For each eligible figure, we scrutinized the legend and text of the article and recorded verbatim the authors' comments, if any, about the selection of the specific image. In particular, we recorded whether the comments suggested that the selected case was considered to be representative without clarifying whether this means average or extreme/clear-cut; an average case; an extreme case; or a normal case.
If more than one imaging figure existed in a study, each figure was accounted for separately. Each eligible figure was examined on whether it refers to a subject(s) of the population under investigation (study population) or not. When no information was provided whether the imaged subject(s) belonged to the study population or not, we recorded this as “unclear”.
For each imaging figure we recorded whether any quantitative (e.g. “ejection fraction 40%”, “stenosis 80%”), or at least ordered categorical (e.g. grade 2) information was provided for the main item/measure of interest in the figure; or only non-quantitative information was given. The figure legend and the corresponding text and tables were screened. When only a reference scale was provided in the figure, but no specific number was already measured and reported, we did not count this as provision of quantitative information. When many items/measures were given per figure we gave preference to select the quantitative over ordered categorical and over non-quantitative. We then recorded also the specific quantitative value(s) presented in the image.

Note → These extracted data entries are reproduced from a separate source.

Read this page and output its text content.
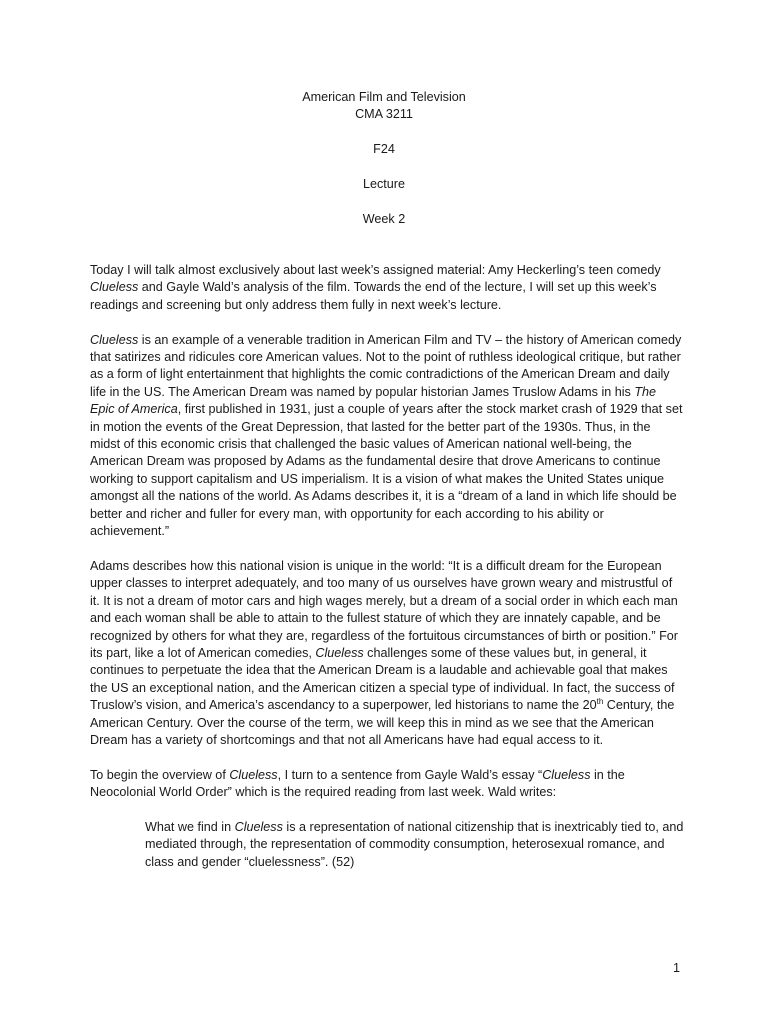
American Film and Television

CMA 3211

F24

Lecture

Week 2

Today I will talk almost exclusively about last week’s assigned material: Amy Heckerling’s teen comedy Clueless and Gayle Wald’s analysis of the film. Towards the end of the lecture, I will set up this week’s readings and screening but only address them fully in next week’s lecture.

Clueless is an example of a venerable tradition in American Film and TV – the history of American comedy that satirizes and ridicules core American values. Not to the point of ruthless ideological critique, but rather as a form of light entertainment that highlights the comic contradictions of the American Dream and daily life in the US. The American Dream was named by popular historian James Truslow Adams in his The Epic of America, first published in 1931, just a couple of years after the stock market crash of 1929 that set in motion the events of the Great Depression, that lasted for the better part of the 1930s. Thus, in the midst of this economic crisis that challenged the basic values of American national well-being, the American Dream was proposed by Adams as the fundamental desire that drove Americans to continue working to support capitalism and US imperialism. It is a vision of what makes the United States unique amongst all the nations of the world. As Adams describes it, it is a “dream of a land in which life should be better and richer and fuller for every man, with opportunity for each according to his ability or achievement.”

Adams describes how this national vision is unique in the world: “It is a difficult dream for the European upper classes to interpret adequately, and too many of us ourselves have grown weary and mistrustful of it. It is not a dream of motor cars and high wages merely, but a dream of a social order in which each man and each woman shall be able to attain to the fullest stature of which they are innately capable, and be recognized by others for what they are, regardless of the fortuitous circumstances of birth or position.” For its part, like a lot of American comedies, Clueless challenges some of these values but, in general, it continues to perpetuate the idea that the American Dream is a laudable and achievable goal that makes the US an exceptional nation, and the American citizen a special type of individual. In fact, the success of Truslow’s vision, and America’s ascendancy to a superpower, led historians to name the 20th Century, the American Century. Over the course of the term, we will keep this in mind as we see that the American Dream has a variety of shortcomings and that not all Americans have had equal access to it.

To begin the overview of Clueless, I turn to a sentence from Gayle Wald’s essay “Clueless in the Neocolonial World Order” which is the required reading from last week. Wald writes:

What we find in Clueless is a representation of national citizenship that is inextricably tied to, and mediated through, the representation of commodity consumption, heterosexual romance, and class and gender “cluelessness”. (52)

1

For studies that reported on quantitative or ordered categorical measures, we also recorded whether the distribution of the values of the study population for the measure of interest presented in the image was provided. Information on the distribution of values could be provided through presentation of measurement(s) per subject (individual-level data), or presentation of mean ± standard deviation (SD), mean or median and interquartile range (IQR) or other information that would help understand the distribution of the values. In 13 images where more than one type of quantitative measure were shown in the same image, we preferred to keep the measure where the distribution of values in the study population was also available (n = 9 images); while if the distribution was given for no measure (n = 1 image) or for more than one (n = 3 images), we selected the measure mentioned first in the results.
Furthermore, we examined the reporting of color signals, whether quantitative color scales were provided and whether these were numbered. For imaging techniques where contrast is possible to use, we recorded how many images came from articles that did not state whether contrast was used or not and this was also not clarified in the specific imaging figure; how many imaging figures came from articles that stated in the Methods or elsewhere that contrast was used in all the imaging; and how many images came from articles that stated that contrast was used in some of the imaging. In the latter category, we recorded how many figures stated that contrast had been used and how many stated that contrast had not been used.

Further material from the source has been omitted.